I keep hearing that art school thesis shows are hunting grounds for art dealers searching for The Next Big Thing. I’m not sure whether any stars will be born from the School of the Art Institute of Chicago’s “Where Is Where” show, spotlighting recent MFA graduates in Architecture, Interior Architecture, Designed Objects and Fashion, but I saw some work that I would not be at all surprised to learn will find some success in the marketplace.
The central element of the show is “Loaded,” a display of pieces that Italian art dealer Rossana Orlandi showed at the Milan Furniture Fair, all of which are meant to explore the “history, physicality and currency of two catalytic materials: iron and sugar.” I cannot say I’d ever immediately connect the two substances, or see what the relationship would suggest. But some of the results are intriguing.

Valerie DeKeyser’s “Animal/ Mineral” series of hanging pendants may not be the most effective sources of illumination, but they are remarkable objects, hiding lushly organic surfaces inside minimalist, industrial envelopes.


[The furry stuff — in the lower picture — which she calls “manmade sable” is apparently made of iron dust and powdered sugar.]
Hand-wringers have been whining about the commercialization of fine art for centuries, but “design” is innately “commercial,” isn’t it? And while I’d argue that David Augspurger [who uses the trade name Ostinati Studio, and says he’s working on a website]’s light pieces are certainly the most commercial in the whole show, they may also be the most “artistic.” In any event, they effectively blur the line between “art” and “design.” He intends these not only as works of art or as sources of light; they’re therapeutic, intended to address Seasonal Affective Disorder.

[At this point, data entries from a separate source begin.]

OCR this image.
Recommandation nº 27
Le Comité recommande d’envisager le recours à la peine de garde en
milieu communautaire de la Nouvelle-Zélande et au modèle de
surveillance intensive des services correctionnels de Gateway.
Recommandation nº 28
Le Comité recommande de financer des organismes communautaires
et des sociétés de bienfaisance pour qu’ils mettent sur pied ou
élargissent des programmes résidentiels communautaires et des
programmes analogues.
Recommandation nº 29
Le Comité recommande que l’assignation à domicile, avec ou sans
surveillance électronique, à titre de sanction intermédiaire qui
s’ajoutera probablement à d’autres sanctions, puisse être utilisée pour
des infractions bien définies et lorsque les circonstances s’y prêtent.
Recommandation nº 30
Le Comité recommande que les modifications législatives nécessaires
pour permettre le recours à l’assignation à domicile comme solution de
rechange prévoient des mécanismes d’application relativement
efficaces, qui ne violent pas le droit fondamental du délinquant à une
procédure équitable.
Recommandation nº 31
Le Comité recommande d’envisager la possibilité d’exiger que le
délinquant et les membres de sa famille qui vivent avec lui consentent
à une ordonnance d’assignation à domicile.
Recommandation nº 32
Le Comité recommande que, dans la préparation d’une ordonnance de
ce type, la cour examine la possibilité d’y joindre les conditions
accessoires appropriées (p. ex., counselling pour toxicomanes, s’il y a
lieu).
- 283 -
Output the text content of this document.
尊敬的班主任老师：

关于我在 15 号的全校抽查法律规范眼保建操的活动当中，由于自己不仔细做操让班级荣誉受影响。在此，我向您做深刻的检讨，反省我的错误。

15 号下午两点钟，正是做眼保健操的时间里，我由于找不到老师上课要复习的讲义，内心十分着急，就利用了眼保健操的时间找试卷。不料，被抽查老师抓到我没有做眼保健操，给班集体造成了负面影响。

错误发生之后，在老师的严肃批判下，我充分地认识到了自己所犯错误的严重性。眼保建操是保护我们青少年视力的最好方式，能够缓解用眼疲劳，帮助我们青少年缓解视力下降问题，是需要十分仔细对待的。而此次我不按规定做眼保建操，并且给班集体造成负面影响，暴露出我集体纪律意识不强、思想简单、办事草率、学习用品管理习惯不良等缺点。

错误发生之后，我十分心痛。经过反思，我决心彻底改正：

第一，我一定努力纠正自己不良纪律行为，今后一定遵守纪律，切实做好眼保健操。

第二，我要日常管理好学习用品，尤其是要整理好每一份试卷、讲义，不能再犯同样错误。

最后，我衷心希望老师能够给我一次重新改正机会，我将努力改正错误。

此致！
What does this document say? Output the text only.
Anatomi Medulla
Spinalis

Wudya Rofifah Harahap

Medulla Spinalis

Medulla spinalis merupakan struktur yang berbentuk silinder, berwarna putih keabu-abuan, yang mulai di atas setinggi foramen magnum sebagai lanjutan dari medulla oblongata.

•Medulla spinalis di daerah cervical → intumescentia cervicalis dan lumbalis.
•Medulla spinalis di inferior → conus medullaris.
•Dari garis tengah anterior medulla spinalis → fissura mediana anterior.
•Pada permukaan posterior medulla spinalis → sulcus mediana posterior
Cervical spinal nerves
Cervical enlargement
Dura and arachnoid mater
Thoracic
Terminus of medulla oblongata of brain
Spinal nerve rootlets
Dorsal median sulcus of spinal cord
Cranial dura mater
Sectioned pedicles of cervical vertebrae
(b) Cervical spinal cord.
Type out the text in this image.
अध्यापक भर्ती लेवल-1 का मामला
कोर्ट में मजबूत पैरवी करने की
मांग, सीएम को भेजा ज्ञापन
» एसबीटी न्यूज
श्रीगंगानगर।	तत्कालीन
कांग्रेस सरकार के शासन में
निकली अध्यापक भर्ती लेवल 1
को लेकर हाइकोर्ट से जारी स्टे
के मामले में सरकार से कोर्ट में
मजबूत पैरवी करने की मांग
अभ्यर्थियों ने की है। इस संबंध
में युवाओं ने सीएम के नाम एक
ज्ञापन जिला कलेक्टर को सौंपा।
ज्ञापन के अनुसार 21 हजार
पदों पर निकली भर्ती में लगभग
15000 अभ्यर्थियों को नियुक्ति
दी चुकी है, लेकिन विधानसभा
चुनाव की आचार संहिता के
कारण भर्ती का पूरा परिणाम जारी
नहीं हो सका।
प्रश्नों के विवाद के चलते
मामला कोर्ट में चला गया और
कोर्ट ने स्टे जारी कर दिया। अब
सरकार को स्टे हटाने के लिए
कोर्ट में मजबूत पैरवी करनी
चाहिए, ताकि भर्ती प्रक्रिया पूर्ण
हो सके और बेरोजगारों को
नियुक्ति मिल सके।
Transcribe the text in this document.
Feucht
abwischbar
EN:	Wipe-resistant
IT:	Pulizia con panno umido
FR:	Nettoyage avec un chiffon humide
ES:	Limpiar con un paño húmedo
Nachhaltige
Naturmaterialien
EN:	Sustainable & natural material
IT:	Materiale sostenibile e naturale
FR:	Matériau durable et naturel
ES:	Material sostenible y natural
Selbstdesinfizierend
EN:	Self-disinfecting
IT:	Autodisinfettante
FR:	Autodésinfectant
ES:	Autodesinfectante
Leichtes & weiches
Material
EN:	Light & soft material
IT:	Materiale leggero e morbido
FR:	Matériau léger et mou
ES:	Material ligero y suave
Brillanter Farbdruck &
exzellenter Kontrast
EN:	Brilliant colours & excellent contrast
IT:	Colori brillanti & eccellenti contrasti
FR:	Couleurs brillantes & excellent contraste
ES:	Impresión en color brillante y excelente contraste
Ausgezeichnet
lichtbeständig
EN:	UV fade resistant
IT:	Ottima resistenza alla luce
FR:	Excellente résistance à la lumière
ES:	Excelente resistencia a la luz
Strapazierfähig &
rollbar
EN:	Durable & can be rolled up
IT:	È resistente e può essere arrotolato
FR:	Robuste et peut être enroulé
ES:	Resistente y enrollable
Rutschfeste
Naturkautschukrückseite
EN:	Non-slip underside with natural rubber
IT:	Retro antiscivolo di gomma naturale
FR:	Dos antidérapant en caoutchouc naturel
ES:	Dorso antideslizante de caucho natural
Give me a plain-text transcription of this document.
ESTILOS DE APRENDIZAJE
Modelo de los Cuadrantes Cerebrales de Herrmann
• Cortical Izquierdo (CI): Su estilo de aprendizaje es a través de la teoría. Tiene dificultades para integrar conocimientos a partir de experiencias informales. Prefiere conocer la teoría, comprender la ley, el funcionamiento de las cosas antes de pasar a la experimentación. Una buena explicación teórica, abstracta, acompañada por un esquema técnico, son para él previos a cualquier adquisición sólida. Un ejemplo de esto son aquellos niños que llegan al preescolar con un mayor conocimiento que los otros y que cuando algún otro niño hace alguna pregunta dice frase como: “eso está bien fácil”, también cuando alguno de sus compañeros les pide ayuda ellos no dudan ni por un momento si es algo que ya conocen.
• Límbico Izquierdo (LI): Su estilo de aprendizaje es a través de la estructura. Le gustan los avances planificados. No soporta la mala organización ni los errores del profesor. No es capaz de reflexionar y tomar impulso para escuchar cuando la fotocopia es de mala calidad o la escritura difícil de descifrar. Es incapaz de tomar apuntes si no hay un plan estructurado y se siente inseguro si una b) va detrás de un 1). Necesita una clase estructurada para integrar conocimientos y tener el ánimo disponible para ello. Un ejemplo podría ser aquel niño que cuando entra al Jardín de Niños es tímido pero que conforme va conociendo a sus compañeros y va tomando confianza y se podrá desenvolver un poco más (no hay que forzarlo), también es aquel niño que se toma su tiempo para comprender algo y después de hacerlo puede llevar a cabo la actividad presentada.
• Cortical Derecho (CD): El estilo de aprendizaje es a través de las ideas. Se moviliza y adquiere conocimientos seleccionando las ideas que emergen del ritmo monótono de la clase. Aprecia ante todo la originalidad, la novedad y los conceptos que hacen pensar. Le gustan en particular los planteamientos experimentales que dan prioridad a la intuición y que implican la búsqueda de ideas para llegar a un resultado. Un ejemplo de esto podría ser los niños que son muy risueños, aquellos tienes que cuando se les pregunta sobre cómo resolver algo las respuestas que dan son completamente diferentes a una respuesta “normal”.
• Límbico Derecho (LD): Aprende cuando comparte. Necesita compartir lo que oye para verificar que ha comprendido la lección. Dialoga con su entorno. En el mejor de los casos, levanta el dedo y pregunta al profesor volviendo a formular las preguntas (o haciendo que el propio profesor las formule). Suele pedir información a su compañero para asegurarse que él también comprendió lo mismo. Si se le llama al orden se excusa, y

He happened to be in the gallery fixing his piece the day I was there, and he told me that although there are many light therapy devices on the market, “most of them look like toaster ovens.” His certainly don’t.

While he’s made the wall piece — which is composed of interconnected geometric solids which suggest the molecular structure of seratonin [I think the individual components are dodecahedrons] — out of plastic, he’s exploring glass fabrication, which he thinks will make it better looking and probably cheaper.
Many of the fashion pieces exhibited are frankly ridiculous, and although I do realize most of them are intended as intellectual exercises, I hope these kids have fallback plans. I have no such concerns about Yiwei Xu, who shows considerable skill and sophistication in design and merchandising.

The display of her garments almost as abstract objects, complemented by the on-model video images, is far and away the most compelling of any of the fashion exhibits in the show. [Of course the exhibit’s curators may have something to do with that, but if you take a look at her website, it’s obvious she’s in control of her visual presentation.] More important, they also look immensely wearable.


The show is scheduled to be up until June 28, but there were some murmurings that they’d extend it. Go to SAIC’s website to check.